Akan applications run on a Bun-based runtime that connects app code, generated artifacts, server routes, and pages. The app entry point (main.ts) starts the runtime, and Akan handles the server shape behind it.
When Akan App starts, Akan Server prepares everything the app can serve. In practice, the runtime exposes four kinds of work.
- Internal API (Queue, Timer, etc.): internal work that runs without a browser request.
- API (HTTP, WebSocket): public communication for data requests and realtime updates.
- SSR Pages (Web): web pages rendered by the server and sent to the browser.
- CSR Page (Android, iOS): client-rendered pages used by mobile targets.
One Akan App can run one or more Akan Server processes. AKAN_REPLICA controls how many server processes are started for each role, so the same app can scale web traffic and background work separately. For browser traffic, Akan App also load-balances requests across ready federation and all servers.

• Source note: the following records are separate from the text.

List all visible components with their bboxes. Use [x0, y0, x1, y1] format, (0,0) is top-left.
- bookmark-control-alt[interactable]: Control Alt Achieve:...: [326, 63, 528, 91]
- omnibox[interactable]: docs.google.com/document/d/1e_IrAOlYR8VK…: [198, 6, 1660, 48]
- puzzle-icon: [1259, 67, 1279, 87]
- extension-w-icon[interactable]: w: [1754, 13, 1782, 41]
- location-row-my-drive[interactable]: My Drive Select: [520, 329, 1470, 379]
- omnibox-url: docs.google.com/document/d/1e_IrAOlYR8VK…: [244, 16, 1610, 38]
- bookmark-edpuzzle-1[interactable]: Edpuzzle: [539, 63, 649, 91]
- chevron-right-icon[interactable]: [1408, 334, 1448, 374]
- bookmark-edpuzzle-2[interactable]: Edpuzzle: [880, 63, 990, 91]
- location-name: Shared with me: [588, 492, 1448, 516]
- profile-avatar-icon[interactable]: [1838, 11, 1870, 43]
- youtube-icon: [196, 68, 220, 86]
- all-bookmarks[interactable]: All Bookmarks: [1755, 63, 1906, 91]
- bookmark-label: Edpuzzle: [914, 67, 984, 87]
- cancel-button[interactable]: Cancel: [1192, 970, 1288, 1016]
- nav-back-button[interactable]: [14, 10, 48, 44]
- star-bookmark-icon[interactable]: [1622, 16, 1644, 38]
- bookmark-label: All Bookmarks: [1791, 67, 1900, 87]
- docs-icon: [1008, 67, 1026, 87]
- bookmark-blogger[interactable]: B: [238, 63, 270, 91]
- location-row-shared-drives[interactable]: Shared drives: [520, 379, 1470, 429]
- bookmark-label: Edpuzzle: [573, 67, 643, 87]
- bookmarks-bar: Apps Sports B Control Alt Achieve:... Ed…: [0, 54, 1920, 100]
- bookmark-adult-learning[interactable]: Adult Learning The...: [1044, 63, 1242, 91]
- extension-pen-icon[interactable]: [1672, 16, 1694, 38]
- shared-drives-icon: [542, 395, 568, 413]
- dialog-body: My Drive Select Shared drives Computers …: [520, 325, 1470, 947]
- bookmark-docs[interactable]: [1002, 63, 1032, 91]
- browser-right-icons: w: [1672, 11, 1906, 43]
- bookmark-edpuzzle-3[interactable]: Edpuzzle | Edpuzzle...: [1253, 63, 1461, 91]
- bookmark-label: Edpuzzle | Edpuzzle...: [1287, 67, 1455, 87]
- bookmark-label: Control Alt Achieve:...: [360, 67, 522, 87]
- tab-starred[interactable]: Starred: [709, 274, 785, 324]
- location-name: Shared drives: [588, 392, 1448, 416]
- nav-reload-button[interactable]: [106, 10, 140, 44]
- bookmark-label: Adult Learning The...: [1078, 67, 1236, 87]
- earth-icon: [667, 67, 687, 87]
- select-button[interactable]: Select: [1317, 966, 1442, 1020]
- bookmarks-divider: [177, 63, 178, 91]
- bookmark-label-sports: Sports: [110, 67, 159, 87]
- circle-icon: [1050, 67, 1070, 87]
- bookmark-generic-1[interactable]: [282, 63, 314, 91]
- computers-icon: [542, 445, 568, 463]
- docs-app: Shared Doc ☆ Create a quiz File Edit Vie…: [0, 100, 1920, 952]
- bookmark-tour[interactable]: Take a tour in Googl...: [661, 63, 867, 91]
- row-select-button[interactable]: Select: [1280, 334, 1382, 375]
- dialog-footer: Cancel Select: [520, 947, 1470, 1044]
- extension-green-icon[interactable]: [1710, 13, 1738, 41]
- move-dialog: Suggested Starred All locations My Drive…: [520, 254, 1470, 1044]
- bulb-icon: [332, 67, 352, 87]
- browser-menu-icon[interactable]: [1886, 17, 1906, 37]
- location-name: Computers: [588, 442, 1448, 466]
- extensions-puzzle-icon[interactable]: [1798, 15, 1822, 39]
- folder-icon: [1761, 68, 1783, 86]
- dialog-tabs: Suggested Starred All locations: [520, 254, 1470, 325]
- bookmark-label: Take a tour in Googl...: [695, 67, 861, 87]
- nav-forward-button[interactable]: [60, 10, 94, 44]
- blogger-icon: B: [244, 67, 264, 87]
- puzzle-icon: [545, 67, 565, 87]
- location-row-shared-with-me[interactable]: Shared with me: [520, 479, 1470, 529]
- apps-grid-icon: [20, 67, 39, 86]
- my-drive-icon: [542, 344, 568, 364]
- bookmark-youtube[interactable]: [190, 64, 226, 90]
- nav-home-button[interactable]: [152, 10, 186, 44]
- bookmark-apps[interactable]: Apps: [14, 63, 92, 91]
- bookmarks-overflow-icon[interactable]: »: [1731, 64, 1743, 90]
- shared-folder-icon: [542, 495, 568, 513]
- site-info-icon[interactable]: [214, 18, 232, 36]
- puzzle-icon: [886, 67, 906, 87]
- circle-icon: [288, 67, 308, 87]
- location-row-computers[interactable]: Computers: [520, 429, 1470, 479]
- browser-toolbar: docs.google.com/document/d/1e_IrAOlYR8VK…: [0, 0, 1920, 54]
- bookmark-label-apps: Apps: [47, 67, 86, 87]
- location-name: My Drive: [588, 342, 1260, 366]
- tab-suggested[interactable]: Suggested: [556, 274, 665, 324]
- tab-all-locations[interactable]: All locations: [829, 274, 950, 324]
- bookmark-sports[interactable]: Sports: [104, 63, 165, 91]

- federation: serves browser traffic such as pages, API calls, and WebSocket connections.
- batch: runs background work such as queues, timers, and scheduled jobs.
- all: runs both federation and batch behavior in one server process. This is the simple local default.
A single Akan App has built-in clustering. You can run multiple server replicas and let Akan App distribute traffic, without setting up separate local load-balancing tools such as nginx, docker compose, or pm2.